Case Reports and Reviews: Open Access

Abstract 

Background: Light-chain amyloidosis (AL amyloidosis) is a rare, debilitating, heterogeneous, and multisystemic disorder that is often fatal in the absence of treatment. This is because of the conversion of light chains (LCs) produced by plasma cell dyscarasia from their soluble state into organized fibrillar aggregates, resulting in progressive organ damage and dysfunction. The clinical features of the disease are nonspecific and depend on the type of organ affected. Overall prognosis depends on several clinical, laboratory, and pathological parameters.
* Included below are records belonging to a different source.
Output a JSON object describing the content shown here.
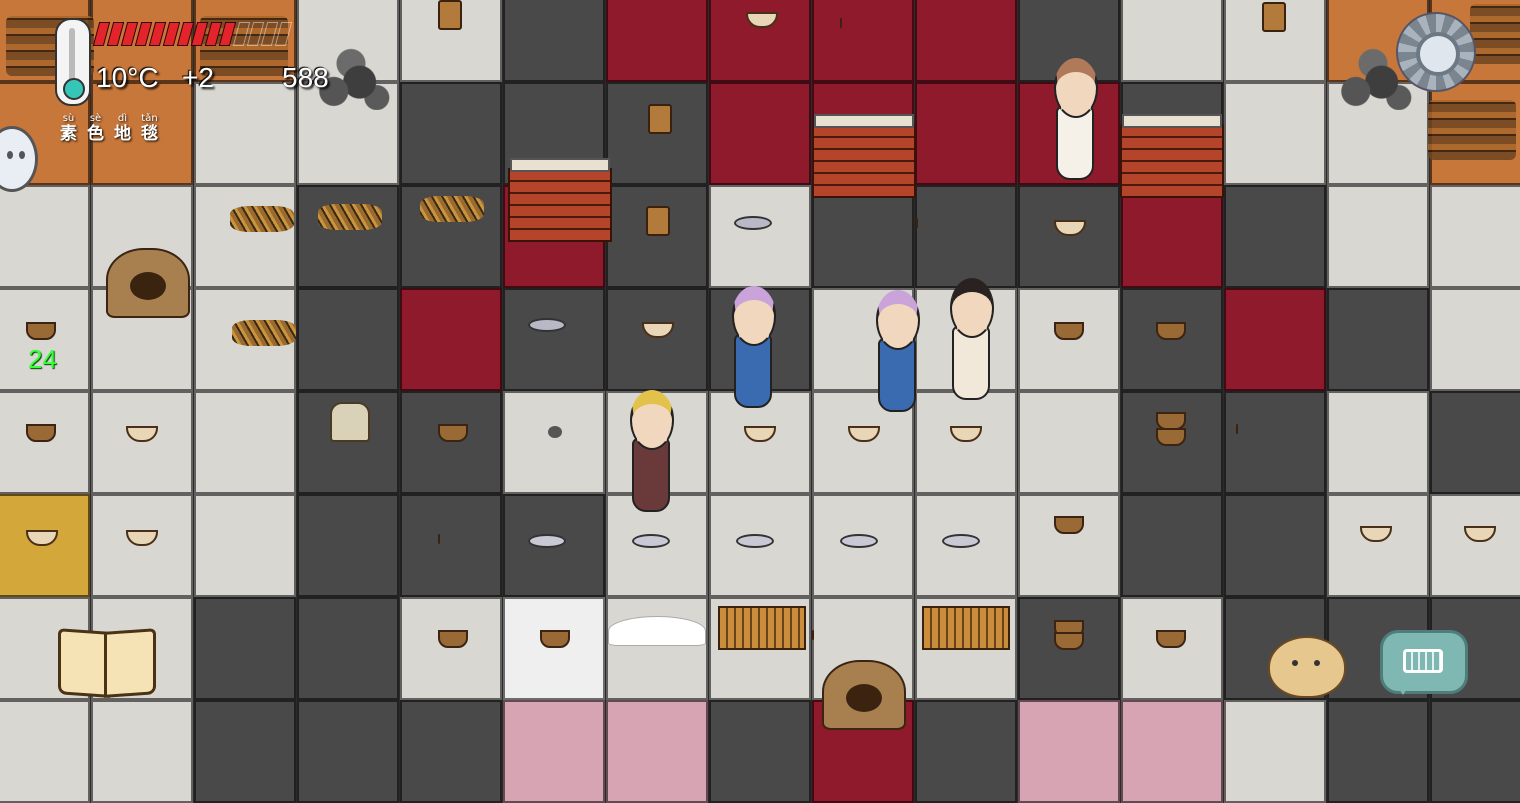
{
  "hud": {
    "temperature": "10°C",
    "temp_modifier": "+2",
    "yum_counter": "588",
    "food_pips_full": 10,
    "food_pips_total": 14,
    "tile_label": [
      {
        "pinyin": "sù",
        "hanzi": "素"
      },
      {
        "pinyin": "sè",
        "hanzi": "色"
      },
      {
        "pinyin": "dì",
        "hanzi": "地"
      },
      {
        "pinyin": "tǎn",
        "hanzi": "毯"
      }
    ],
    "green_number": "24"
  },
  "icons": {
    "thermometer": "thermometer-icon",
    "settings": "gear-icon",
    "recipe_book": "open-book-icon",
    "emote": "potato-face-icon",
    "chat": "keyboard-chat-icon",
    "side_menu": "face-bubble-icon"
  },
  "colors": {
    "food_pip": "#e3242b",
    "thermo_bulb": "#36c6b8",
    "green_number": "#37ff3a",
    "rug_red": "#8e1a2c",
    "rug_white": "#d9d7d2",
    "rug_dark": "#4a4949",
    "rug_pink": "#d7a4b3"
  }
}
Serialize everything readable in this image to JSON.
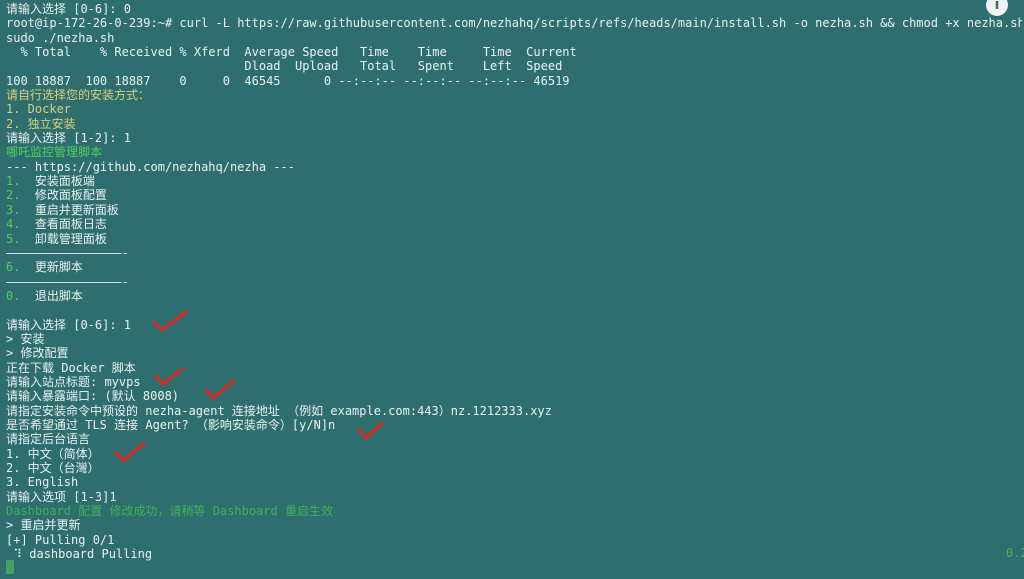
{
  "terminal": {
    "lines": [
      {
        "text": "请输入选择 [0-6]: 0",
        "style": "white"
      },
      {
        "text": "root@ip-172-26-0-239:~# curl -L https://raw.githubusercontent.com/nezhahq/scripts/refs/heads/main/install.sh -o nezha.sh && chmod +x nezha.sh &",
        "style": "white"
      },
      {
        "text": "sudo ./nezha.sh",
        "style": "white"
      },
      {
        "text": "  % Total    % Received % Xferd  Average Speed   Time    Time     Time  Current",
        "style": "white"
      },
      {
        "text": "                                 Dload  Upload   Total   Spent    Left  Speed",
        "style": "white"
      },
      {
        "text": "100 18887  100 18887    0     0  46545      0 --:--:-- --:--:-- --:--:-- 46519",
        "style": "white"
      },
      {
        "text": "请自行选择您的安装方式：",
        "style": "yellow"
      },
      {
        "text": "1. Docker",
        "style": "yellow"
      },
      {
        "text": "2. 独立安装",
        "style": "yellow"
      },
      {
        "text": "请输入选择 [1-2]: 1",
        "style": "white"
      },
      {
        "text": "哪吒监控管理脚本",
        "style": "green"
      },
      {
        "text": "--- https://github.com/nezhahq/nezha ---",
        "style": "white"
      },
      {
        "text": "1.  安装面板端",
        "style": "menu"
      },
      {
        "text": "2.  修改面板配置",
        "style": "menu"
      },
      {
        "text": "3.  重启并更新面板",
        "style": "menu"
      },
      {
        "text": "4.  查看面板日志",
        "style": "menu"
      },
      {
        "text": "5.  卸载管理面板",
        "style": "menu"
      },
      {
        "text": "————————————————-",
        "style": "rule"
      },
      {
        "text": "6.  更新脚本",
        "style": "menu"
      },
      {
        "text": "————————————————-",
        "style": "rule"
      },
      {
        "text": "0.  退出脚本",
        "style": "menu"
      },
      {
        "text": "",
        "style": "white"
      },
      {
        "text": "请输入选择 [0-6]: 1",
        "style": "white"
      },
      {
        "text": "> 安装",
        "style": "white"
      },
      {
        "text": "> 修改配置",
        "style": "white"
      },
      {
        "text": "正在下载 Docker 脚本",
        "style": "white"
      },
      {
        "text": "请输入站点标题: myvps",
        "style": "white"
      },
      {
        "text": "请输入暴露端口: (默认 8008)",
        "style": "white"
      },
      {
        "text": "请指定安装命令中预设的 nezha-agent 连接地址 （例如 example.com:443）nz.1212333.xyz",
        "style": "white"
      },
      {
        "text": "是否希望通过 TLS 连接 Agent? （影响安装命令）[y/N]n",
        "style": "white"
      },
      {
        "text": "请指定后台语言",
        "style": "white"
      },
      {
        "text": "1. 中文（简体）",
        "style": "white"
      },
      {
        "text": "2. 中文（台灣）",
        "style": "white"
      },
      {
        "text": "3. English",
        "style": "white"
      },
      {
        "text": "请输入选项 [1-3]1",
        "style": "white"
      },
      {
        "text": "Dashboard 配置 修改成功，请稍等 Dashboard 重启生效",
        "style": "faint-green"
      },
      {
        "text": "> 重启并更新",
        "style": "white"
      },
      {
        "text": "[+] Pulling 0/1",
        "style": "white"
      },
      {
        "text": " ⠹ dashboard Pulling",
        "style": "white"
      }
    ],
    "corner_fragment": "0.2",
    "info_icon": "i"
  },
  "annotations": {
    "color": "#e0281f",
    "icon": "red-checkmark"
  }
}
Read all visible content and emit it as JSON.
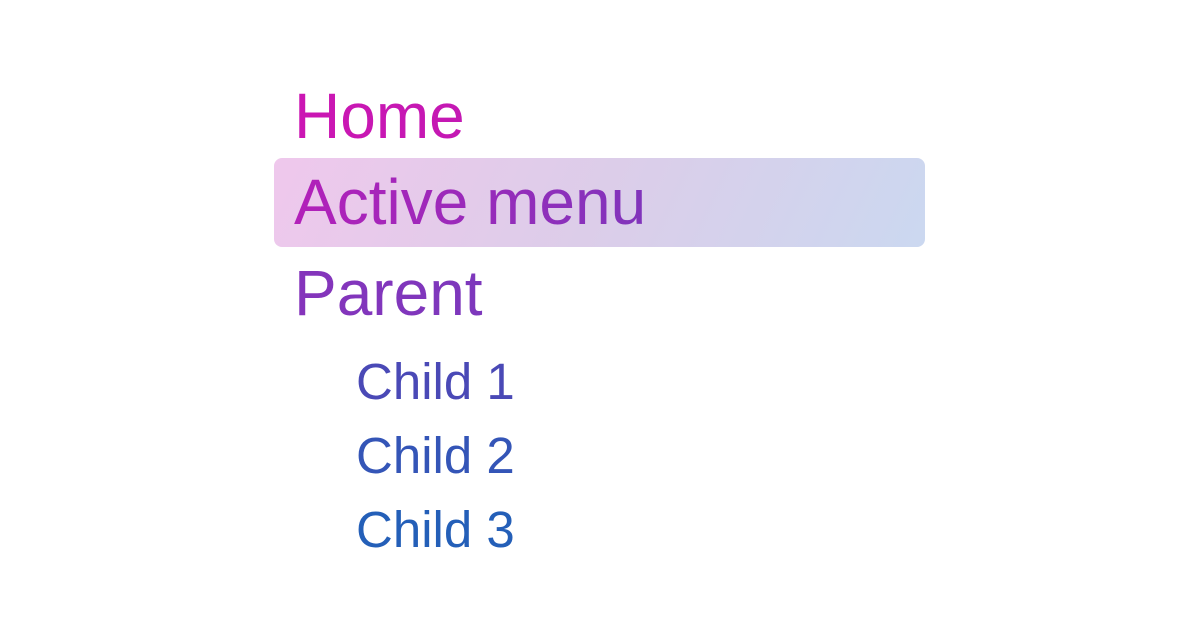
{
  "menu": {
    "items": [
      {
        "label": "Home",
        "color": "#c419ad",
        "active": false,
        "level": 1
      },
      {
        "label": "Active menu",
        "color": "#9a2cb8",
        "active": true,
        "level": 1
      },
      {
        "label": "Parent",
        "color": "#7a3bbd",
        "active": false,
        "level": 1
      }
    ],
    "children": [
      {
        "label": "Child 1",
        "color": "#4b4ab8",
        "level": 2
      },
      {
        "label": "Child 2",
        "color": "#3656b7",
        "level": 2
      },
      {
        "label": "Child 3",
        "color": "#2560b8",
        "level": 2
      }
    ]
  },
  "colors": {
    "active_background_start": "#efc8ec",
    "active_background_end": "#cbd8f0"
  }
}
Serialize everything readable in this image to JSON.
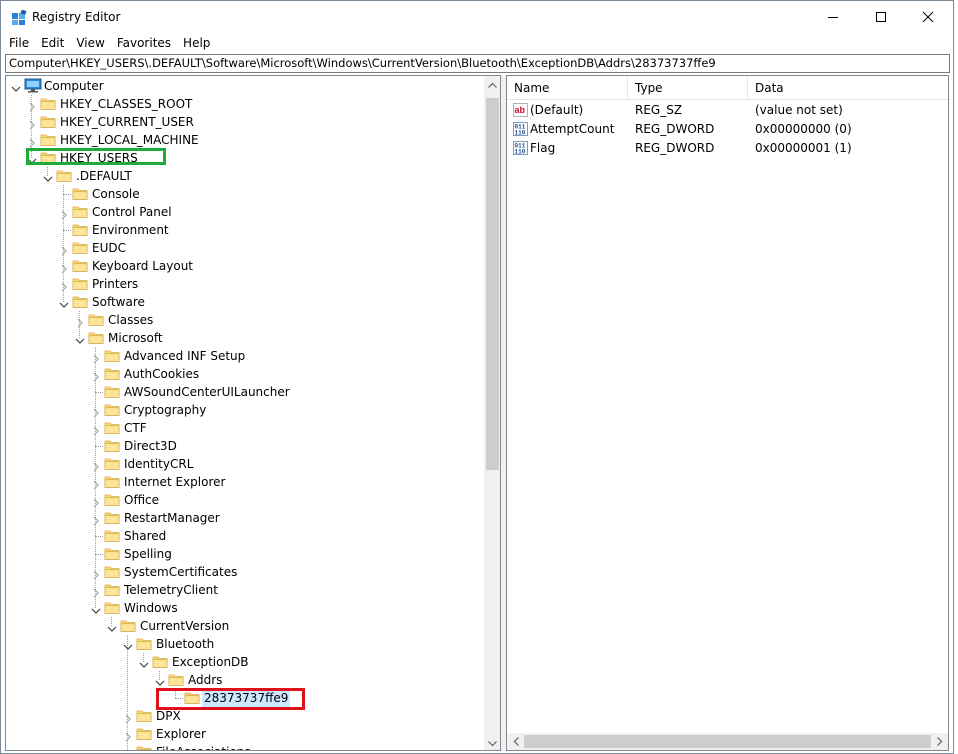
{
  "window": {
    "title": "Registry Editor",
    "icon": "registry-editor-icon",
    "controls": [
      "minimize-icon",
      "maximize-icon",
      "close-icon"
    ]
  },
  "menu": [
    "File",
    "Edit",
    "View",
    "Favorites",
    "Help"
  ],
  "address": "Computer\\HKEY_USERS\\.DEFAULT\\Software\\Microsoft\\Windows\\CurrentVersion\\Bluetooth\\ExceptionDB\\Addrs\\28373737ffe9",
  "tree": [
    {
      "label": "Computer",
      "depth": 0,
      "expander": "expanded",
      "icon": "computer-icon"
    },
    {
      "label": "HKEY_CLASSES_ROOT",
      "depth": 1,
      "expander": "collapsed",
      "icon": "folder-icon"
    },
    {
      "label": "HKEY_CURRENT_USER",
      "depth": 1,
      "expander": "collapsed",
      "icon": "folder-icon"
    },
    {
      "label": "HKEY_LOCAL_MACHINE",
      "depth": 1,
      "expander": "collapsed",
      "icon": "folder-icon"
    },
    {
      "label": "HKEY_USERS",
      "depth": 1,
      "expander": "expanded",
      "icon": "folder-icon"
    },
    {
      "label": ".DEFAULT",
      "depth": 2,
      "expander": "expanded",
      "icon": "folder-icon"
    },
    {
      "label": "Console",
      "depth": 3,
      "expander": "none",
      "icon": "folder-icon"
    },
    {
      "label": "Control Panel",
      "depth": 3,
      "expander": "collapsed",
      "icon": "folder-icon"
    },
    {
      "label": "Environment",
      "depth": 3,
      "expander": "none",
      "icon": "folder-icon"
    },
    {
      "label": "EUDC",
      "depth": 3,
      "expander": "collapsed",
      "icon": "folder-icon"
    },
    {
      "label": "Keyboard Layout",
      "depth": 3,
      "expander": "collapsed",
      "icon": "folder-icon"
    },
    {
      "label": "Printers",
      "depth": 3,
      "expander": "collapsed",
      "icon": "folder-icon"
    },
    {
      "label": "Software",
      "depth": 3,
      "expander": "expanded",
      "icon": "folder-icon"
    },
    {
      "label": "Classes",
      "depth": 4,
      "expander": "collapsed",
      "icon": "folder-icon"
    },
    {
      "label": "Microsoft",
      "depth": 4,
      "expander": "expanded",
      "icon": "folder-icon"
    },
    {
      "label": "Advanced INF Setup",
      "depth": 5,
      "expander": "collapsed",
      "icon": "folder-icon"
    },
    {
      "label": "AuthCookies",
      "depth": 5,
      "expander": "collapsed",
      "icon": "folder-icon"
    },
    {
      "label": "AWSoundCenterUILauncher",
      "depth": 5,
      "expander": "none",
      "icon": "folder-icon"
    },
    {
      "label": "Cryptography",
      "depth": 5,
      "expander": "collapsed",
      "icon": "folder-icon"
    },
    {
      "label": "CTF",
      "depth": 5,
      "expander": "collapsed",
      "icon": "folder-icon"
    },
    {
      "label": "Direct3D",
      "depth": 5,
      "expander": "none",
      "icon": "folder-icon"
    },
    {
      "label": "IdentityCRL",
      "depth": 5,
      "expander": "collapsed",
      "icon": "folder-icon"
    },
    {
      "label": "Internet Explorer",
      "depth": 5,
      "expander": "collapsed",
      "icon": "folder-icon"
    },
    {
      "label": "Office",
      "depth": 5,
      "expander": "collapsed",
      "icon": "folder-icon"
    },
    {
      "label": "RestartManager",
      "depth": 5,
      "expander": "collapsed",
      "icon": "folder-icon"
    },
    {
      "label": "Shared",
      "depth": 5,
      "expander": "none",
      "icon": "folder-icon"
    },
    {
      "label": "Spelling",
      "depth": 5,
      "expander": "none",
      "icon": "folder-icon"
    },
    {
      "label": "SystemCertificates",
      "depth": 5,
      "expander": "collapsed",
      "icon": "folder-icon"
    },
    {
      "label": "TelemetryClient",
      "depth": 5,
      "expander": "collapsed",
      "icon": "folder-icon"
    },
    {
      "label": "Windows",
      "depth": 5,
      "expander": "expanded",
      "icon": "folder-icon"
    },
    {
      "label": "CurrentVersion",
      "depth": 6,
      "expander": "expanded",
      "icon": "folder-icon"
    },
    {
      "label": "Bluetooth",
      "depth": 7,
      "expander": "expanded",
      "icon": "folder-icon"
    },
    {
      "label": "ExceptionDB",
      "depth": 8,
      "expander": "expanded",
      "icon": "folder-icon"
    },
    {
      "label": "Addrs",
      "depth": 9,
      "expander": "expanded",
      "icon": "folder-icon"
    },
    {
      "label": "28373737ffe9",
      "depth": 10,
      "expander": "none",
      "icon": "folder-icon",
      "selected": true
    },
    {
      "label": "DPX",
      "depth": 7,
      "expander": "collapsed",
      "icon": "folder-icon"
    },
    {
      "label": "Explorer",
      "depth": 7,
      "expander": "collapsed",
      "icon": "folder-icon"
    },
    {
      "label": "FileAssociations",
      "depth": 7,
      "expander": "collapsed",
      "icon": "folder-icon"
    }
  ],
  "list": {
    "columns": [
      "Name",
      "Type",
      "Data"
    ],
    "rows": [
      {
        "name": "(Default)",
        "type": "REG_SZ",
        "data": "(value not set)",
        "icon": "string-value-icon"
      },
      {
        "name": "AttemptCount",
        "type": "REG_DWORD",
        "data": "0x00000000 (0)",
        "icon": "binary-value-icon"
      },
      {
        "name": "Flag",
        "type": "REG_DWORD",
        "data": "0x00000001 (1)",
        "icon": "binary-value-icon"
      }
    ]
  },
  "colors": {
    "selection": "#cce8ff",
    "folder": "#f8d775",
    "highlight_green": "#1faa3a",
    "highlight_red": "#e0111b"
  }
}
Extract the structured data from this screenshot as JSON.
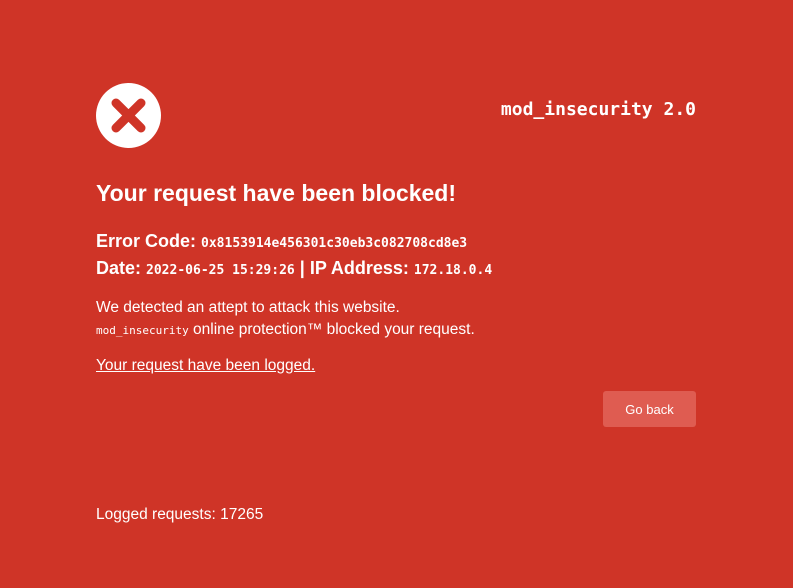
{
  "header": {
    "brand": "mod_insecurity 2.0",
    "status_icon": "error-x-circle-icon"
  },
  "main": {
    "title": "Your request have been blocked!",
    "error_code_label": "Error Code:",
    "error_code_value": "0x8153914e456301c30eb3c082708cd8e3",
    "date_label": "Date:",
    "date_value": "2022-06-25 15:29:26",
    "separator": "|",
    "ip_label": "IP Address:",
    "ip_value": "172.18.0.4",
    "description_line1": "We detected an attept to attack this website.",
    "description_product": "mod_insecurity",
    "description_line2_rest": "online protection™ blocked your request.",
    "logged_link": "Your request have been logged.",
    "go_back_button": "Go back"
  },
  "footer": {
    "logged_requests_label": "Logged requests:",
    "logged_requests_count": "17265"
  },
  "colors": {
    "background": "#cf3427",
    "button": "#df5c51",
    "text": "#ffffff"
  }
}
Case presentation: A young Algerian man presenting with the diagnostic challenge of atypical extensive systemic amyloidosis initially presenting with severe neurological manifestations despite a lower burden light chain level and undetected plasma cell dyscarasia that developed over 10 years. Conclusion: Atypical clinical presentation, undetectable plasma cell dyscarasia, and unusual disease evolution led to delayed diagnosis and devastating complications in the patient at the time of diagnosis. A very high clinical suspicion with a combination of several laboratory and histopathological tests is required to confirm the diagnosis. Although biopsy is the gold standard for the diagnosis of AL amyloidosis and confirmation of the involvement of each organ, noninvasive techniques with high sensitivity and specificity have been used.
 

Keywords: Systemic amyloidosis; Light chain amyloidosis (AL amyloidosis); Light chain burden level; Plasma cell dyscarasia; Monoclonal gammopathy.